Par Jérôme Bois • Publié le 01/11/20

C’était un chefaillon qui, sentant monter la colère parmi ses salariés du fait de nombreuses décisions aussi intempestives qu’inefficaces, s’ingéniait à en promouvoir certains plutôt que d’autres. A la tête du client plus qu’au mérite. Du moins le ressentions-nous ainsi. Au sein des agences que lui seul chapeautait, il ne pouvait dès lors régner que défiance et colère, la désignation d’un coupable en découlait inexorablement. Le temps passé à nous regarder en chiens de faïence faisait le jeu du chefaillon, en droit de sévir à sa guise contre les révoltés de l’autorité. Son mode de management, personne ne se serait hasardé à le cautionner. Mais il était seul à cheffer, de toute façon. En sport, c’est toujours celui qui répond à une agression qui est sanctionné.

Ça ne pouvait pas durer, cela semblait évident. Le clash allait être inévitable, vous pensez bien, petit à petit, cette colère, sourde, devait finir par gronder pour parvenir jusqu’au siège, où trônait en magister notre bon chefaillon, imperméable aux remontées acides de ceux qui avaient le courage de les lui adresser. Pendant que les autres courbaient l’échine en rongeant leur frein. Le chefaillon avait apporté la division, il avait de fait conforté son règne.
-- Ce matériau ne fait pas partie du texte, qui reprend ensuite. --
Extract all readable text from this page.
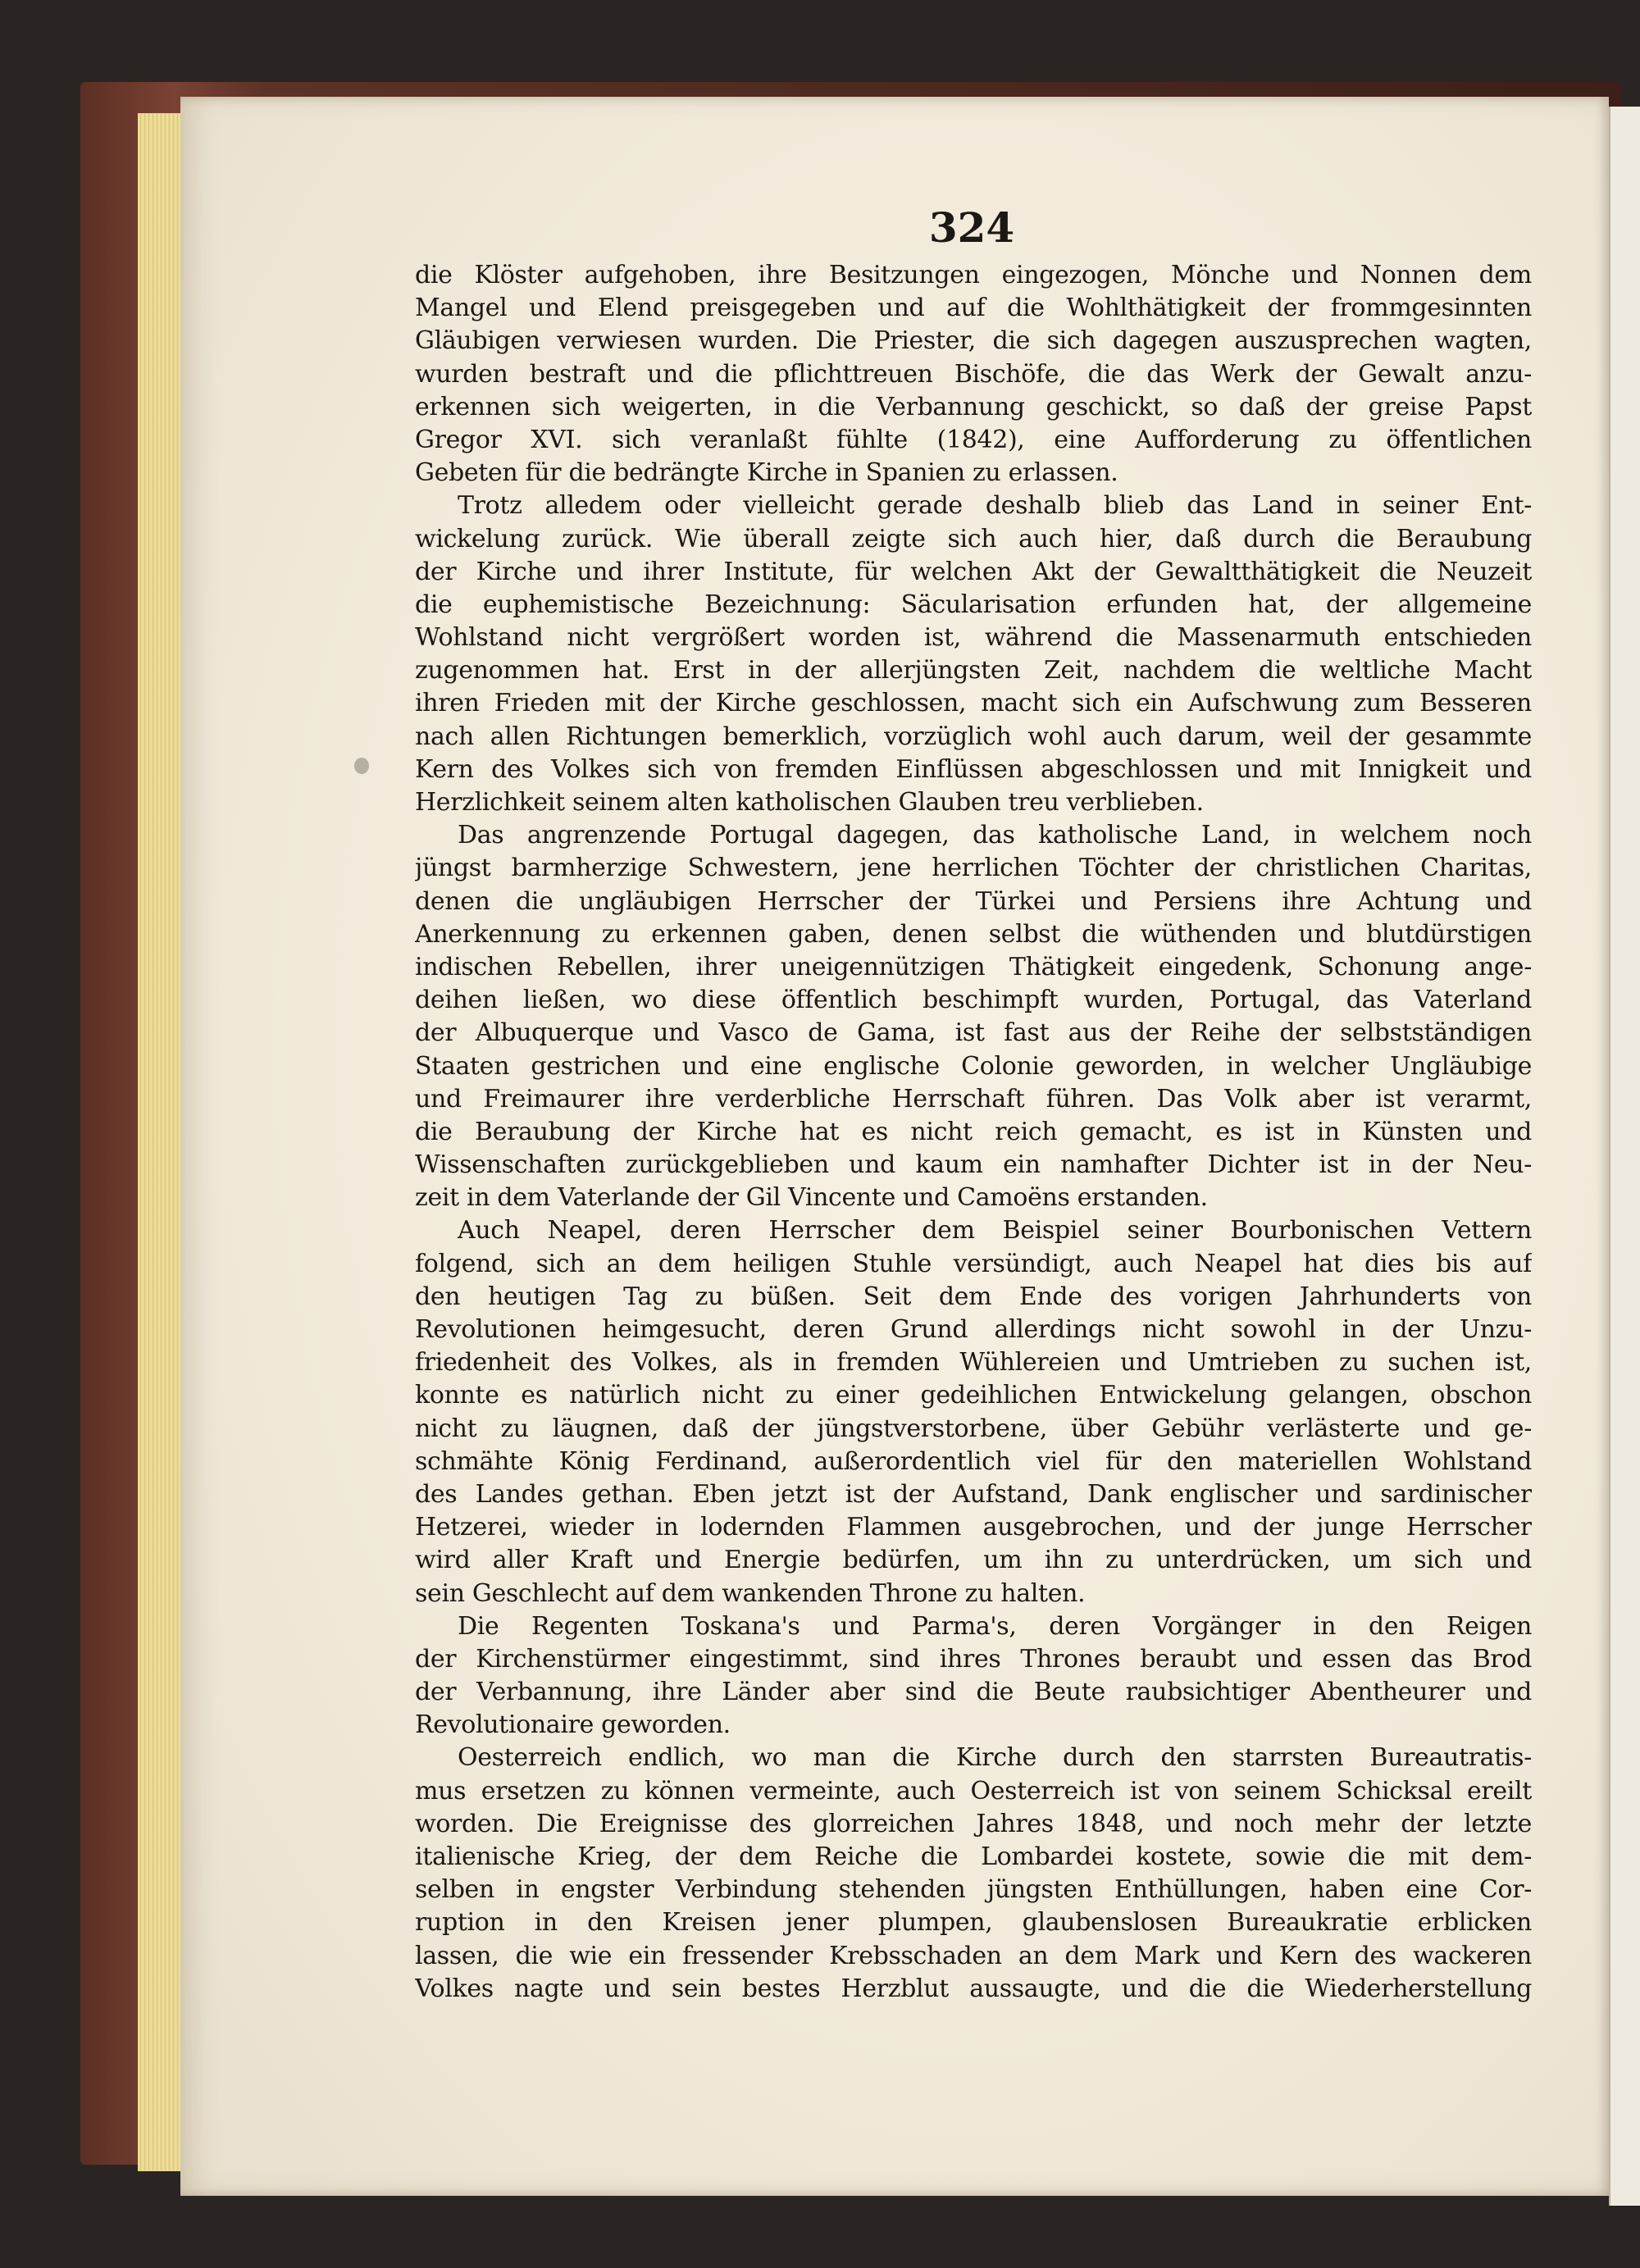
324
die Klöster aufgehoben, ihre Besitzungen eingezogen, Mönche und Nonnen dem
Mangel und Elend preisgegeben und auf die Wohlthätigkeit der frommgesinnten
Gläubigen verwiesen wurden. Die Priester, die sich dagegen auszusprechen wagten,
wurden bestraft und die pflichttreuen Bischöfe, die das Werk der Gewalt anzu-
erkennen sich weigerten, in die Verbannung geschickt, so daß der greise Papst
Gregor XVI. sich veranlaßt fühlte (1842), eine Aufforderung zu öffentlichen
Gebeten für die bedrängte Kirche in Spanien zu erlassen.
Trotz alledem oder vielleicht gerade deshalb blieb das Land in seiner Ent-
wickelung zurück. Wie überall zeigte sich auch hier, daß durch die Beraubung
der Kirche und ihrer Institute, für welchen Akt der Gewaltthätigkeit die Neuzeit
die euphemistische Bezeichnung: Säcularisation erfunden hat, der allgemeine
Wohlstand nicht vergrößert worden ist, während die Massenarmuth entschieden
zugenommen hat. Erst in der allerjüngsten Zeit, nachdem die weltliche Macht
ihren Frieden mit der Kirche geschlossen, macht sich ein Aufschwung zum Besseren
nach allen Richtungen bemerklich, vorzüglich wohl auch darum, weil der gesammte
Kern des Volkes sich von fremden Einflüssen abgeschlossen und mit Innigkeit und
Herzlichkeit seinem alten katholischen Glauben treu verblieben.
Das angrenzende Portugal dagegen, das katholische Land, in welchem noch
jüngst barmherzige Schwestern, jene herrlichen Töchter der christlichen Charitas,
denen die ungläubigen Herrscher der Türkei und Persiens ihre Achtung und
Anerkennung zu erkennen gaben, denen selbst die wüthenden und blutdürstigen
indischen Rebellen, ihrer uneigennützigen Thätigkeit eingedenk, Schonung ange-
deihen ließen, wo diese öffentlich beschimpft wurden, Portugal, das Vaterland
der Albuquerque und Vasco de Gama, ist fast aus der Reihe der selbstständigen
Staaten gestrichen und eine englische Colonie geworden, in welcher Ungläubige
und Freimaurer ihre verderbliche Herrschaft führen. Das Volk aber ist verarmt,
die Beraubung der Kirche hat es nicht reich gemacht, es ist in Künsten und
Wissenschaften zurückgeblieben und kaum ein namhafter Dichter ist in der Neu-
zeit in dem Vaterlande der Gil Vincente und Camoëns erstanden.
Auch Neapel, deren Herrscher dem Beispiel seiner Bourbonischen Vettern
folgend, sich an dem heiligen Stuhle versündigt, auch Neapel hat dies bis auf
den heutigen Tag zu büßen. Seit dem Ende des vorigen Jahrhunderts von
Revolutionen heimgesucht, deren Grund allerdings nicht sowohl in der Unzu-
friedenheit des Volkes, als in fremden Wühlereien und Umtrieben zu suchen ist,
konnte es natürlich nicht zu einer gedeihlichen Entwickelung gelangen, obschon
nicht zu läugnen, daß der jüngstverstorbene, über Gebühr verlästerte und ge-
schmähte König Ferdinand, außerordentlich viel für den materiellen Wohlstand
des Landes gethan. Eben jetzt ist der Aufstand, Dank englischer und sardinischer
Hetzerei, wieder in lodernden Flammen ausgebrochen, und der junge Herrscher
wird aller Kraft und Energie bedürfen, um ihn zu unterdrücken, um sich und
sein Geschlecht auf dem wankenden Throne zu halten.
Die Regenten Toskana's und Parma's, deren Vorgänger in den Reigen
der Kirchenstürmer eingestimmt, sind ihres Thrones beraubt und essen das Brod
der Verbannung, ihre Länder aber sind die Beute raubsichtiger Abentheurer und
Revolutionaire geworden.
Oesterreich endlich, wo man die Kirche durch den starrsten Bureautratis-
mus ersetzen zu können vermeinte, auch Oesterreich ist von seinem Schicksal ereilt
worden. Die Ereignisse des glorreichen Jahres 1848, und noch mehr der letzte
italienische Krieg, der dem Reiche die Lombardei kostete, sowie die mit dem-
selben in engster Verbindung stehenden jüngsten Enthüllungen, haben eine Cor-
ruption in den Kreisen jener plumpen, glaubenslosen Bureaukratie erblicken
lassen, die wie ein fressender Krebsschaden an dem Mark und Kern des wackeren
Volkes nagte und sein bestes Herzblut aussaugte, und die die Wiederherstellung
Curieusement, la situation que nous vivons à l’échelle du pays m’évoque celle vécue quelques années plus tôt au sein d’un groupe en totale déliquescence aujourd’hui, dans lequel les salariés, pourtant martyrisés, peinent encore à élever la voix. 
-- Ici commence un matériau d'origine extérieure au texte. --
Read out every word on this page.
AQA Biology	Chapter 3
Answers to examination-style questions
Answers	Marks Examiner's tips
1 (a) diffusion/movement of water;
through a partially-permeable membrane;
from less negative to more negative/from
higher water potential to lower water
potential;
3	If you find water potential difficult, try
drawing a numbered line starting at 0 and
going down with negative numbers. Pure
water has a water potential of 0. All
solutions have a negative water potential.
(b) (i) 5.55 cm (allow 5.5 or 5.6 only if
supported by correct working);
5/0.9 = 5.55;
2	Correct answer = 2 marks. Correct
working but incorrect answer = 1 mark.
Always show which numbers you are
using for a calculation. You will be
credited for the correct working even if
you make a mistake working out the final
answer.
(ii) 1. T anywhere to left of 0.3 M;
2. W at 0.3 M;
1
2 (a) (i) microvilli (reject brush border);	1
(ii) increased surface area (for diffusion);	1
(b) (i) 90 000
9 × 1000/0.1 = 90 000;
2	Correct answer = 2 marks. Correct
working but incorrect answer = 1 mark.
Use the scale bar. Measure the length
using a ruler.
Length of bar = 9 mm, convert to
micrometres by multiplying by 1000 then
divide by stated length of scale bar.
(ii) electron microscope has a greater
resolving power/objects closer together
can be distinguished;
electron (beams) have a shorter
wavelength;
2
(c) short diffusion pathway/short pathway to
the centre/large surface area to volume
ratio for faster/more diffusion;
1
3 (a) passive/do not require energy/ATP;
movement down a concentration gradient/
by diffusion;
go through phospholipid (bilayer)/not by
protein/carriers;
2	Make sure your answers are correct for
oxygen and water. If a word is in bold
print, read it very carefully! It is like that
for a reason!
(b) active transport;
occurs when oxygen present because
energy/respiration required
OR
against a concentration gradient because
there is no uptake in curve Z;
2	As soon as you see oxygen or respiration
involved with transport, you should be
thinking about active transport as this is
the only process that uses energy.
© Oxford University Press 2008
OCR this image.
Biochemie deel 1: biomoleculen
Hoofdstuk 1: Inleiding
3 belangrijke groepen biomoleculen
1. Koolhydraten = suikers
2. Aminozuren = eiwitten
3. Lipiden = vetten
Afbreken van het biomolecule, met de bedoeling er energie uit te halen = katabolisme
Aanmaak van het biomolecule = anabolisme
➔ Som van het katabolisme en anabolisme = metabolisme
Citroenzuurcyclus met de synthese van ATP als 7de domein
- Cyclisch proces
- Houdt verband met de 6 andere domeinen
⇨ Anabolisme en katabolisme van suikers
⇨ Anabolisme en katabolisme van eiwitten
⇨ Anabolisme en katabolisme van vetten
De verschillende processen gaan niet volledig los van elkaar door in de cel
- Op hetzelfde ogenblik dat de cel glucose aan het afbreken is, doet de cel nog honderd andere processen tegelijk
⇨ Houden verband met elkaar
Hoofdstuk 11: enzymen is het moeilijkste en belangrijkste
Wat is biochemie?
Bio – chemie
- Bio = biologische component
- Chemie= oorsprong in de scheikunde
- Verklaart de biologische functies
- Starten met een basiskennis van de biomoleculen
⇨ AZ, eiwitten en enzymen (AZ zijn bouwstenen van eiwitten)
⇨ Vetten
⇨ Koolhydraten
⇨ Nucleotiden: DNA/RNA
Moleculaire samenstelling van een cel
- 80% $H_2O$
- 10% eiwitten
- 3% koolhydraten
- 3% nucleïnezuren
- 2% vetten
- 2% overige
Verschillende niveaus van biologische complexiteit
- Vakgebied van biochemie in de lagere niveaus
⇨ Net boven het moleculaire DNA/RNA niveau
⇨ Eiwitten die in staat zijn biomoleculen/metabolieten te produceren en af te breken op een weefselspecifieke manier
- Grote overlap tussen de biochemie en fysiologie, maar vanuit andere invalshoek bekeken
Les mesures gouvernementales visant à définir les contours du confinement épisode 2 font apparaître les mêmes maux ; des commerçants, contraints à la fermeture, sont allés manifester devant les portes de grands centres commerciaux, les libraires se sont élevés contre les Fnac, les Cultura, les grandes surfaces, autorisées à ouvrir (les choses ont changé, les rayons non essentiels sont maintenant scellés, ce qui donne des clichés ahurissants lorsqu’on découvre des étals de livres sous plastique noir, comme si la culture devait être bâillonnée), rejoints par les quidams dont la plupart n’a que trop rarement mis les pieds dans une librairie. Ils auraient pu être fleuristes, vendeurs de vêtements, chausseurs, tous se sont trouvés des ennemis communs. En somme, les gens se bouffent entre eux.

Mais ce n’est pas devant les GMS qu’il faut aller brandir les fourches ! L’injustice qui permet à ces dernières de rester ouvertes est bien née de l’imagination d’un fonctionnaire parisien, là aussi, sourd aux considérations populacières. Et lire la révolte qui suinte, çà et là, sur les murs de ces piliers du CAC 40 a de quoi interroger. Était-ce la faute du salarié s’il se trouvait promu par sa hiérarchie et confronté à la défiance de ses collègues, parce qu’il avait été malin, stratège ou simplement parce qu’il se trouvait être le plus docile ? Le seul à incriminer était bien le chefaillon. Le donneur d’ordre. Il sévit toujours aujourd’hui. 

Est-ce donc du fait de ces grands magasins si les petites gens se déchirent et baissent le rideau ? Adressez-vous au vrai responsable. Au donneur d’ordre. Parce qu’en nous divisant, il assoit son autorité. Et l’injustice, manifeste ici, ne sera jamais réparée. C’est ce qu’essaient de faire des maires, en faisant adopter des arrêtés qui ne manqueront pas d’être cassés par les services de l’Etat. A moins que le nombre ne fasse la différence… Les voir proliférer aujourd’hui est un vrai courant de démocratie : Paris ne peut décider seul pour tous. Ils ne sont ni hors la loi, ni de dangereux démagogues (les clients seront probablement moins sujets à quelconque contamination qu’en étant massés dans des grands magasins), et ce même si Bruno Le Maire y est allé de sa charge contre eux, en stigmatisant leur irresponsabilité. Ces élus ont compris que la division ne les mènera nulle part et que ce n’est qu’en rangs serrés que l’on parvient à faire entendre et respecter le murmure venu d’en bas. 

J.B.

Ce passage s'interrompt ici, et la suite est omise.